SPM Analyze and nifti1 images have scalefactors. nifti1 images also have intercepts. If `A` is an array in memory, and `S` is the array that will be written to disk, then:

```R = (A - intercept) / scalefactor
```

and `R == S` if `R` is already the data dtype we need to write.

If we load the image from disk, we exactly recover `S` (and `R`). To get something approximating `A` (say `Aprime`) we apply the intercept and scalefactor:

```Aprime = (S * scalefactor) + intercept
```

In a perfect world `A` would be exactly the same as `Aprime`. However `scalefactor` and `intercept` are floating point values.
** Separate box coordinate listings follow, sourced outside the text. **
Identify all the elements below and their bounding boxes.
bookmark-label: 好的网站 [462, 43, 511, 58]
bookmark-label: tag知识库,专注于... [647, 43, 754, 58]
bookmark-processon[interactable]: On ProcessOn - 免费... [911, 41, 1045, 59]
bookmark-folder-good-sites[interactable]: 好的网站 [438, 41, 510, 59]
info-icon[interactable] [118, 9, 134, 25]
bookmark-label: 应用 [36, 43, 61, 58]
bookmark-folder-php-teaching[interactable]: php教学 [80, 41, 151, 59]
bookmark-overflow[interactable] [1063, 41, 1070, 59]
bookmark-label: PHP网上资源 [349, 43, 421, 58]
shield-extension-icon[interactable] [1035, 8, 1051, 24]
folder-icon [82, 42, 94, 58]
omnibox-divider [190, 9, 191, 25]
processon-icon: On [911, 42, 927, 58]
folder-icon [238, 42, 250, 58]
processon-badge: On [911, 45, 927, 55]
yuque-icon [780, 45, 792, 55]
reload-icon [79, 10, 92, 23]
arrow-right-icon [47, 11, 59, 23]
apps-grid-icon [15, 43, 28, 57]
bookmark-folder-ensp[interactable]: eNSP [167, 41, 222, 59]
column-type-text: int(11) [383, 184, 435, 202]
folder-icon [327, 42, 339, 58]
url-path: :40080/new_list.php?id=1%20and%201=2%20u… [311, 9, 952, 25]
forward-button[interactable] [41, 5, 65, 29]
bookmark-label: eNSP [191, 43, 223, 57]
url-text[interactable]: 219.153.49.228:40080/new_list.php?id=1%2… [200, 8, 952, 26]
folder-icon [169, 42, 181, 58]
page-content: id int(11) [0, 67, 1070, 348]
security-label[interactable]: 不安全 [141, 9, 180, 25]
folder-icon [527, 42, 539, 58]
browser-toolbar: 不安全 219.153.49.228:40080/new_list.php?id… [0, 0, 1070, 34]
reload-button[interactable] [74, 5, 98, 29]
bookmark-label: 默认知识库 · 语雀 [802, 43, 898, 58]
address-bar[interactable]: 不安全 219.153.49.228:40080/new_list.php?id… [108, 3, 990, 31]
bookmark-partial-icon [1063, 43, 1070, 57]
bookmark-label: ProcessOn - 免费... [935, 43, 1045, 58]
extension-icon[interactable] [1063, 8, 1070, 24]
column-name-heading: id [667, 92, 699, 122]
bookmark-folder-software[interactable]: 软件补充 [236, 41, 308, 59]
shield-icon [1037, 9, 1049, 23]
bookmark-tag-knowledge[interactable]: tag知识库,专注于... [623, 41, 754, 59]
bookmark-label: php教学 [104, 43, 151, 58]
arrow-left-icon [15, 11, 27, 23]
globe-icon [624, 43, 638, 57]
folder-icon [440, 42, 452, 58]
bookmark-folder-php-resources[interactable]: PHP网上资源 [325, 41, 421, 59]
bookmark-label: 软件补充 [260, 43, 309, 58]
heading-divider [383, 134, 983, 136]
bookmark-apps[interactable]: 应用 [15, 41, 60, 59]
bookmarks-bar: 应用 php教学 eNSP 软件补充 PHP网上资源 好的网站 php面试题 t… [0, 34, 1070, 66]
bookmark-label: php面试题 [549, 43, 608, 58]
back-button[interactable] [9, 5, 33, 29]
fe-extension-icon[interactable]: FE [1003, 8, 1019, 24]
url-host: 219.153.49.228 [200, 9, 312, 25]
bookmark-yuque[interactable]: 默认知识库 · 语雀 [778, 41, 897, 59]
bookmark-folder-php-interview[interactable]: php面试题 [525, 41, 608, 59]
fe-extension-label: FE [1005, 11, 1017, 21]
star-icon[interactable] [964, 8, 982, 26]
With floating point, if `r = (a - b) / c; p = (r * c) + b` it is not necessarily true that `p == a`. For example:

```>>> import numpy as np
>>> a = 10
>>> b = np.e
>>> c = np.pi
>>> r = (a - b) / c
>>> p = (r * c) + b
>>> p == a
False
```

So there will be some error in this reconstruction, even when `R` is the same type as `S`.
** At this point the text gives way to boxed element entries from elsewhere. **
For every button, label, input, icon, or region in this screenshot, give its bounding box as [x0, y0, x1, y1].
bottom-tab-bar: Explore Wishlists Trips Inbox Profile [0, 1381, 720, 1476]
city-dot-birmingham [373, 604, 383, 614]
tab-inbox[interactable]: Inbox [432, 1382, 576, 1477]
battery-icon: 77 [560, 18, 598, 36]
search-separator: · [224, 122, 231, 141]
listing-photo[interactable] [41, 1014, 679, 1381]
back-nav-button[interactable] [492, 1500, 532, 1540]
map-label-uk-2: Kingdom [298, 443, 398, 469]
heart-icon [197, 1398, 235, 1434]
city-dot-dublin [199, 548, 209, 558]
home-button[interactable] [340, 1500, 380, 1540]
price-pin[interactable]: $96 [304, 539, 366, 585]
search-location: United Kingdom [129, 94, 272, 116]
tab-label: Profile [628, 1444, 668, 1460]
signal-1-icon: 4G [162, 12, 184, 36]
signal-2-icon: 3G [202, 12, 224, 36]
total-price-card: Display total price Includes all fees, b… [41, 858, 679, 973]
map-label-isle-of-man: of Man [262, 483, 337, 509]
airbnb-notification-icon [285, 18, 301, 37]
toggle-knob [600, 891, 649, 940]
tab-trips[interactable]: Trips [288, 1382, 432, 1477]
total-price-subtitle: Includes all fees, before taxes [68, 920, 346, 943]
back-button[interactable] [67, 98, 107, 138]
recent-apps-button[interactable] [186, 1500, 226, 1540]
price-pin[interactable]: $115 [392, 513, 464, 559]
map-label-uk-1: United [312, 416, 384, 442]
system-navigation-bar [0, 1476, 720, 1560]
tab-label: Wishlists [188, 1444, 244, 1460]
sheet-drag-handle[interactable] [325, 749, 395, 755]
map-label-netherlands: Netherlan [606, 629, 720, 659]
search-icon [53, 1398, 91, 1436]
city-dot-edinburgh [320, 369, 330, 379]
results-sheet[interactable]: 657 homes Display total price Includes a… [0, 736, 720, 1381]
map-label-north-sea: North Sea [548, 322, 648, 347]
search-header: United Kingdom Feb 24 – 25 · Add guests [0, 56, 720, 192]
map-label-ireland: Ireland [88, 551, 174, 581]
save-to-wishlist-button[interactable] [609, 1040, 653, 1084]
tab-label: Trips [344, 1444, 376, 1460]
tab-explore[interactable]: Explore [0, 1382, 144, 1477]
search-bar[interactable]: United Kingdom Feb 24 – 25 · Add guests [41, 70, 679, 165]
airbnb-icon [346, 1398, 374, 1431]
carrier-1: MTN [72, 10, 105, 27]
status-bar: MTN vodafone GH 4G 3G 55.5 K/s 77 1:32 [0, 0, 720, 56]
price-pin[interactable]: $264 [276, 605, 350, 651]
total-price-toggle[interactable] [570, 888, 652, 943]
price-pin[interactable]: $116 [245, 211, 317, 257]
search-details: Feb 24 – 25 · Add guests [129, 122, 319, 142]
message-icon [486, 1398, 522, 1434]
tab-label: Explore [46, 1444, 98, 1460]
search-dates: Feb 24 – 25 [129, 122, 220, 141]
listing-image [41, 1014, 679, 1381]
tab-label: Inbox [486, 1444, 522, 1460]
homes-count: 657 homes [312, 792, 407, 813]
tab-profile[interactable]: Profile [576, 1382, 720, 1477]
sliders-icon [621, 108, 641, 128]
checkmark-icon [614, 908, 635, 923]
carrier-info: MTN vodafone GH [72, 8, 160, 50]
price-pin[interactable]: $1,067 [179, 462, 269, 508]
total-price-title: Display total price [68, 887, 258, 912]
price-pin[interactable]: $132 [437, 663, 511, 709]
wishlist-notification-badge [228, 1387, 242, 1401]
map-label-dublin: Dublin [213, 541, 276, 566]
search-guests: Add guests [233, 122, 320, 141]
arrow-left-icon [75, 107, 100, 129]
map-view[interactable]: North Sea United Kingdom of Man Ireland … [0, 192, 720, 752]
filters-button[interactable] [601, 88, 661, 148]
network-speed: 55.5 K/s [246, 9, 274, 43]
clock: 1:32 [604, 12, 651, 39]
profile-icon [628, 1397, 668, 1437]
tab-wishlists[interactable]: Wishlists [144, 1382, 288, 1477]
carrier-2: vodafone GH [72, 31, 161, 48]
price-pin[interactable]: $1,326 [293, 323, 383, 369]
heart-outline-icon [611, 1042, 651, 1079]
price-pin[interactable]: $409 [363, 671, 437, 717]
More common is the situation where `R` is a different type from `S`. If `R` is of type `r_dtype`, `S` is of type `s_dtype` and `cast_function(R, dtype)` is some function that casts `R` to the desired type `dtype`, then:

```R = (A - intercept) / scalefactor
S = cast_function(R, s_dtype)
R_prime = cast_function(S, r_dtype)
A_prime = (R_prime * scalefactor) + intercept
```

The type of `R` will depend on what numpy did for upcasting ```A, intercept, scalefactor```.

In order that `cast_function(S, r_dtype)` can best reverse ```cast_function(R, s_dtype)```, the second needs to know the type of `R`, which is not stored. The type of `R` depends on the types of `A` and of `intercept, scalefactor`. We don’t know the type of `A` because it is not stored.
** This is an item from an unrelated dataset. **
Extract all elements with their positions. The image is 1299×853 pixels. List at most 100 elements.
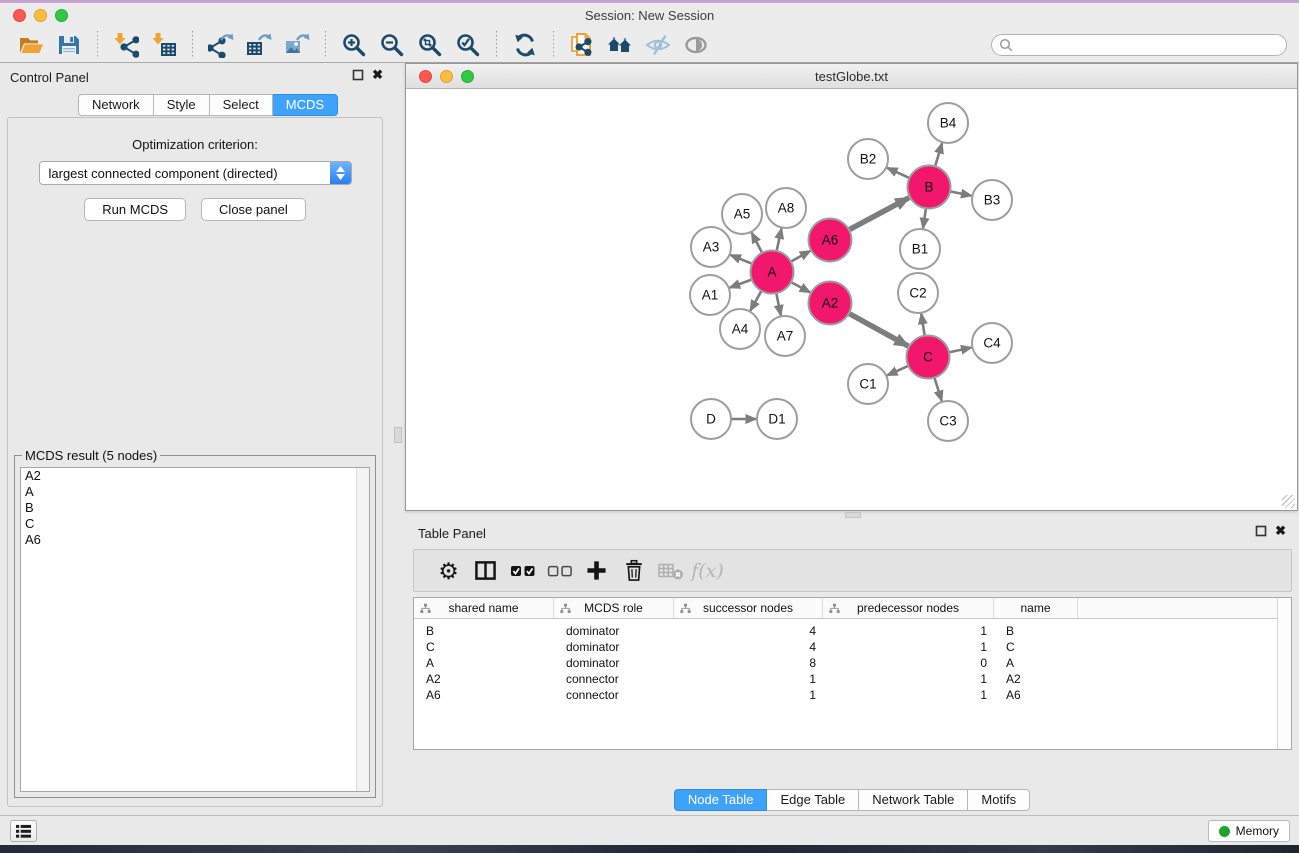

`R` is likely to be a floating point type because of the application of scalefactor and intercept. If `(intercept, scalefactor)` are not the identity (0, 1), then we can ensure that `R` is at minimum the type of the ```intercept, scalefactor``` by making these be at least 1D arrays, so that floating point types will upcast in `R = (A - intercept) / scalefactor`.

The cast of `R` to `S` and back to `R_prime` can lose resolution if the types of `R` and `S` have different resolution.

Our job is to select:

• scalefactor

• intercept

• `cast_function`

such that we minimize some measure of difference between `A` and `A_prime`.